Getting it into our thick heads that people will fall ill in great numbers, that institutions like hospitals and corporations will shut down, even if the mortality is not great.

We will not be able to leave the theater after two hours of delicious, vicarious fear. We won't be able to change the channel. It will not be happening far away, but on our block.

For people in the developing world, long accustomed to violence, malaria, dengue, HIV, and infant mortality, a pandemic may be easier to take than it will be for us in the industrial world. We have been very well protected for half a century. Almost four years ago, we saw how quickly things could fall apart when Katrina hit New Orleans, but we did our best to forget it.

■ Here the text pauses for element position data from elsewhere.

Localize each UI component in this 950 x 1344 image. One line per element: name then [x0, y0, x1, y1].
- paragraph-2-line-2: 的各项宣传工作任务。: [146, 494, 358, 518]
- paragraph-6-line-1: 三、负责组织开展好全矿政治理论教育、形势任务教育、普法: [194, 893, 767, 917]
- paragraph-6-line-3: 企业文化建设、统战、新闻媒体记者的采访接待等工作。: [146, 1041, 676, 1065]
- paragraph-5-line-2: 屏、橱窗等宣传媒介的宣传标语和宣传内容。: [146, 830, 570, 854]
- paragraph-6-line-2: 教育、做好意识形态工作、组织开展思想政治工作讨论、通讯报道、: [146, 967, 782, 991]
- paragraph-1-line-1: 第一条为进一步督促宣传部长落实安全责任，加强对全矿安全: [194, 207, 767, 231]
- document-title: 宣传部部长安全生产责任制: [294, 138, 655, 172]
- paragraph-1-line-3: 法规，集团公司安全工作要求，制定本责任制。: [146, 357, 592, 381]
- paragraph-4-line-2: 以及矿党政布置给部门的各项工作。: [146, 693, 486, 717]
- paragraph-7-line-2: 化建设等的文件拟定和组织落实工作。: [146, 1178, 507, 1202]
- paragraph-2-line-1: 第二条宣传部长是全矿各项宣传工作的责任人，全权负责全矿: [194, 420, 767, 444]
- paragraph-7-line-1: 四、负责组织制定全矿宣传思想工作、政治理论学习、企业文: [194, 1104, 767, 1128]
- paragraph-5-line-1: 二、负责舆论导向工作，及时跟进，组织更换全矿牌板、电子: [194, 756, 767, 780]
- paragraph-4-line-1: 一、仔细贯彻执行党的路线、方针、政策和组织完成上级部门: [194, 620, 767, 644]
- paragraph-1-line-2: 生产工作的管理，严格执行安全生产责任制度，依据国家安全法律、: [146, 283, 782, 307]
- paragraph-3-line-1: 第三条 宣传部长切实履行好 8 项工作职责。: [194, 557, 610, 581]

Stress reveals character. I hope that the stress of the next six months reveals character worth respecting in those of us who have enjoyed the greatest benefits of the last 60 years.

I can't help but think about my grandmother and her time and how illness and death were things that people saw on a regular basis. People gave birth at home, the sick were cared for at home, the old and ill died at home, hardships of all types were born in silence. This generation bears nothing in silence. I have harped on this but I am going to say it again. Our medical establishment has really downsized over the past ten years. It can't handle a bad outbreak of even a milder form of influenza like H1N1. We have a population that has a sense of entitlement and what they are going to need is just not there. Who is going to bear the brunt of their rage?